FluxML/Flux.jl

cuda gpu memory usage increasing in time

Opened this issue · 3 comments

This issue has emerged multiple times on discord

https://discourse.julialang.org/t/memory-usage-increasing-with-each-epoch/121798
https://discourse.julialang.org/t/flux-memory-usage-high-in-srcnn/115174
https://discourse.julialang.org/t/out-of-memory-using-flux-cnn-during-back-propagation-phase/24492
https://discourse.julialang.org/t/flux-gpu-memory-problems/79783

and it could be related to #828 #302 #736 and JuliaGPU/CUDA.jl#137

This is a minimal example, involving only the forward pass, on Flux's master:

using Flux
using Statistics, Random

using CUDA

function train_mlp()
    d_in = 128
    d_out = 128
    batch_size = 128
    num_iters = 10
    device = gpu_device()
    
    model = Dense(d_in => d_out) |> device
    x = randn(Float32, d_in, batch_size) |> device
    for iter in 1:num_iters
        ŷ = model(x)
        @info iter
        # GC.gc(true)
        CUDA.pool_status()
    end
end

train_mlp()
# GC.gc(true)
# CUDA.raclaim()

with output

[ Info: 1
Effective GPU memory usage: 2.98% (716.688 MiB/23.465 GiB)
Memory pool usage: 1.586 MiB (32.000 MiB reserved)
[ Info: 2
Effective GPU memory usage: 2.98% (716.688 MiB/23.465 GiB)
Memory pool usage: 2.091 MiB (32.000 MiB reserved)
[ Info: 3
Effective GPU memory usage: 2.98% (716.688 MiB/23.465 GiB)
Memory pool usage: 2.596 MiB (32.000 MiB reserved)
[ Info: 4
Effective GPU memory usage: 2.98% (716.688 MiB/23.465 GiB)
Memory pool usage: 3.101 MiB (32.000 MiB reserved)
[ Info: 5
Effective GPU memory usage: 2.98% (716.688 MiB/23.465 GiB)
Memory pool usage: 3.606 MiB (32.000 MiB reserved)
[ Info: 6
Effective GPU memory usage: 2.98% (716.688 MiB/23.465 GiB)
Memory pool usage: 4.110 MiB (32.000 MiB reserved)
[ Info: 7
Effective GPU memory usage: 2.98% (716.688 MiB/23.465 GiB)
Memory pool usage: 4.615 MiB (32.000 MiB reserved)
[ Info: 8
Effective GPU memory usage: 2.98% (716.688 MiB/23.465 GiB)
Memory pool usage: 5.120 MiB (32.000 MiB reserved)
[ Info: 9
Effective GPU memory usage: 2.98% (716.688 MiB/23.465 GiB)
Memory pool usage: 5.625 MiB (32.000 MiB reserved)
[ Info: 10
Effective GPU memory usage: 2.98% (716.688 MiB/23.465 GiB)
Memory pool usage: 6.130 MiB (32.000 MiB reserved)

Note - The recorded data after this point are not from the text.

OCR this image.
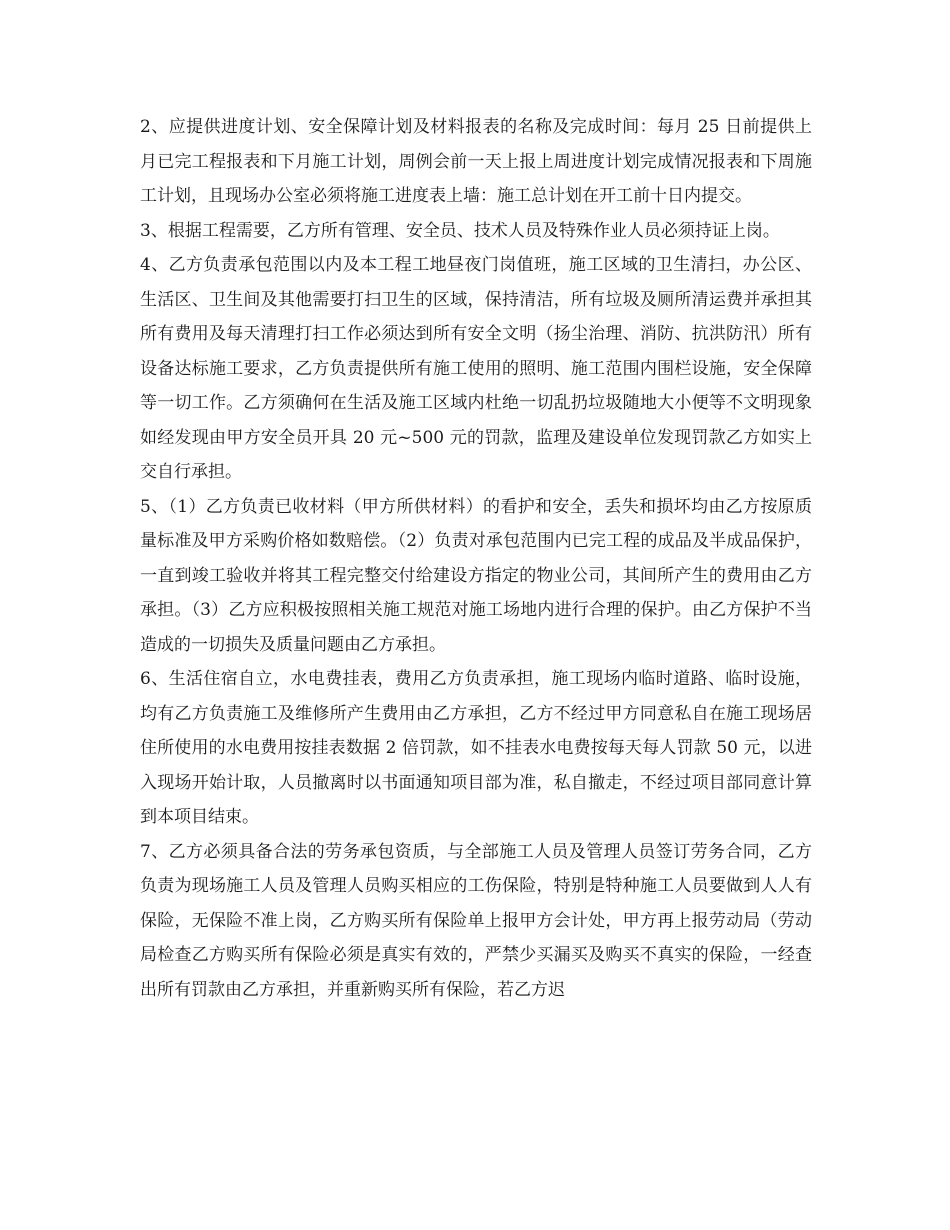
2、应提供进度计划、安全保障计划及材料报表的名称及完成时间：每月 25 日前提供上月已完工程报表和下月施工计划，周例会前一天上报上周进度计划完成情况报表和下周施工计划，且现场办公室必须将施工进度表上墙：施工总计划在开工前十日内提交。

3、根据工程需要，乙方所有管理、安全员、技术人员及特殊作业人员必须持证上岗。

4、乙方负责承包范围以内及本工程工地昼夜门岗值班，施工区域的卫生清扫，办公区、生活区、卫生间及其他需要打扫卫生的区域，保持清洁，所有垃圾及厕所清运费并承担其所有费用及每天清理打扫工作必须达到所有安全文明（扬尘治理、消防、抗洪防汛）所有设备达标施工要求，乙方负责提供所有施工使用的照明、施工范围内围栏设施，安全保障等一切工作。乙方须确何在生活及施工区域内杜绝一切乱扔垃圾随地大小便等不文明现象如经发现由甲方安全员开具 20 元~500 元的罚款，监理及建设单位发现罚款乙方如实上交自行承担。

5、（1）乙方负责已收材料（甲方所供材料）的看护和安全，丢失和损坏均由乙方按原质量标准及甲方采购价格如数赔偿。（2）负责对承包范围内已完工程的成品及半成品保护，一直到竣工验收并将其工程完整交付给建设方指定的物业公司，其间所产生的费用由乙方承担。（3）乙方应积极按照相关施工规范对施工场地内进行合理的保护。由乙方保护不当造成的一切损失及质量问题由乙方承担。

6、生活住宿自立，水电费挂表，费用乙方负责承担，施工现场内临时道路、临时设施，均有乙方负责施工及维修所产生费用由乙方承担，乙方不经过甲方同意私自在施工现场居住所使用的水电费用按挂表数据 2 倍罚款，如不挂表水电费按每天每人罚款 50 元，以进入现场开始计取，人员撤离时以书面通知项目部为准，私自撤走，不经过项目部同意计算到本项目结束。

7、乙方必须具备合法的劳务承包资质，与全部施工人员及管理人员签订劳务合同，乙方负责为现场施工人员及管理人员购买相应的工伤保险，特别是特种施工人员要做到人人有保险，无保险不准上岗，乙方购买所有保险单上报甲方会计处，甲方再上报劳动局（劳动局检查乙方购买所有保险必须是真实有效的，严禁少买漏买及购买不真实的保险，一经查出所有罚款由乙方承担，并重新购买所有保险，若乙方迟
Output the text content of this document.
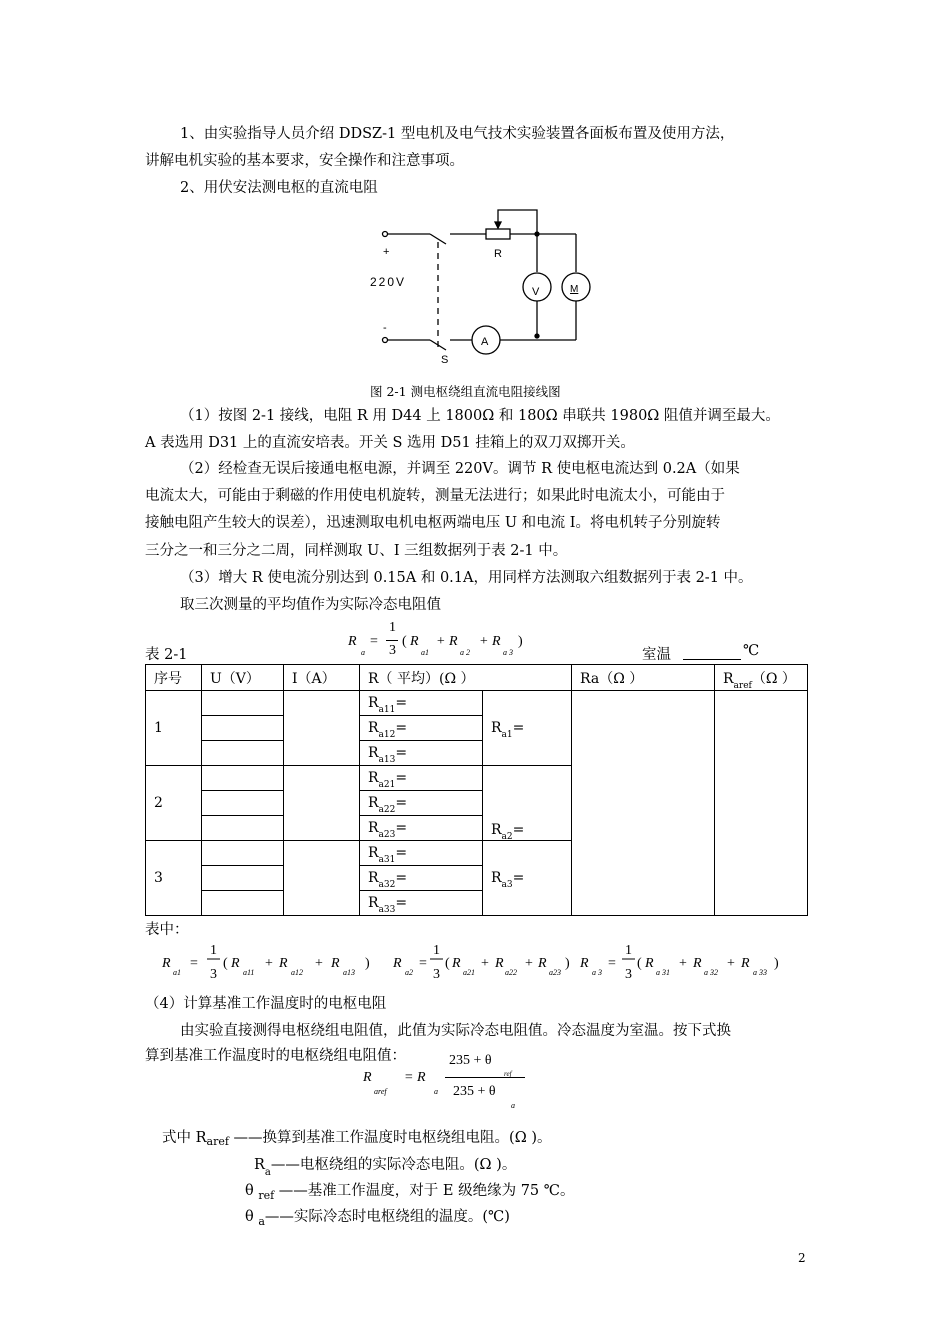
1、由实验指导人员介绍 DDSZ-1 型电机及电气技术实验装置各面板布置及使用方法，
讲解电机实验的基本要求，安全操作和注意事项。
2、用伏安法测电枢的直流电阻
+
-
220V
R
V	M
A
S
图 2-1 测电枢绕组直流电阻接线图
（1）按图 2-1 接线，电阻 R 用 D44 上 1800Ω 和 180Ω 串联共 1980Ω 阻值并调至最大。
A 表选用 D31 上的直流安培表。开关 S 选用 D51 挂箱上的双刀双掷开关。
（2）经检查无误后接通电枢电源，并调至 220V。调节 R 使电枢电流达到 0.2A（如果
电流太大，可能由于剩磁的作用使电机旋转，测量无法进行；如果此时电流太小，可能由于
接触电阻产生较大的误差），迅速测取电机电枢两端电压 U 和电流 I。将电机转子分别旋转
三分之一和三分之二周，同样测取 U、I 三组数据列于表 2-1 中。
（3）增大 R 使电流分别达到 0.15A 和 0.1A，用同样方法测取六组数据列于表 2-1 中。
取三次测量的平均值作为实际冷态电阻值
R
a
=
1
3
( R
a1
+ R
a 2
+ R
a 3
)
表 2-1	室温	℃
序号	U（V）	I（A）	R（ 平均）(Ω ）		Ra（Ω ）	$R_{aref}(\Omega$ ）
1			$R_{a11}=$	$R_{a1}=$		
			$R_{a12}=$			
			$R_{a13}=$			
2			$R_{a21}=$	$R_{a2}=$		
			$R_{a22}=$			
			$R_{a23}=$			
3			$R_{a31}=$	$R_{a3}=$		
			$R_{a32}=$			
			$R_{a33}=$			
表中：
R
a1
=
1
3
( R
a11
+ R
a12
+ R
a13
) R
a2
=
1
3
( R
a21
+ R
a22
+ R
a23
) R
a 3
=
1
3
( R
a 31
+ R
a 32
+ R
a 33
)
（4）计算基准工作温度时的电枢电阻
由实验直接测得电枢绕组电阻值，此值为实际冷态电阻值。冷态温度为室温。按下式换
算到基准工作温度时的电枢绕组电阻值：
R
aref
= R
a
235 + θ
ref
235 + θ
a
式中 $R_{aref}$ ——换算到基准工作温度时电枢绕组电阻。(Ω )。
$R_a——$电枢绕组的实际冷态电阻。(Ω )。
θ $_{ref}$ ——基准工作温度，对于 E 级绝缘为 75 ℃。
θ $_a$——实际冷态时电枢绕组的温度。(℃)
2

Running multiple times train_mlp() the memory usage keeps ever increasing and more and more memory is reserved.

Mitigation strategies are to set memory limit like

ENV["JULIA_CUDA_HARD_MEMORY_LIMIT"] = "10%"
ENV["JULIA_CUDA_SOFT_MEMORY_LIMIT"] = "5%"

or to manually run the garbage collector

GC.gc(true)

which slows done a lot if done every iteration.

This behavior is highly problematic because training runs quickly fill the gpu and one cannot run other gpu processes.

cc @maleadt

The issue is likely with GC not being GPU-aware and not finalizing gpu arrays in time, so the memory just keeps growing, even though only a fraction of it is actually used.

Maybe with EscapeAnalysis and things like JuliaLang/julia#55990 situation can be improved, but I'm not sure if it can work effectively with things like Zygote (maybe @aviatesk can clarify).

The situation is worse if you render your desktop and run computations on the same GPU, so when you run out of memory in Julia you also crash your DE.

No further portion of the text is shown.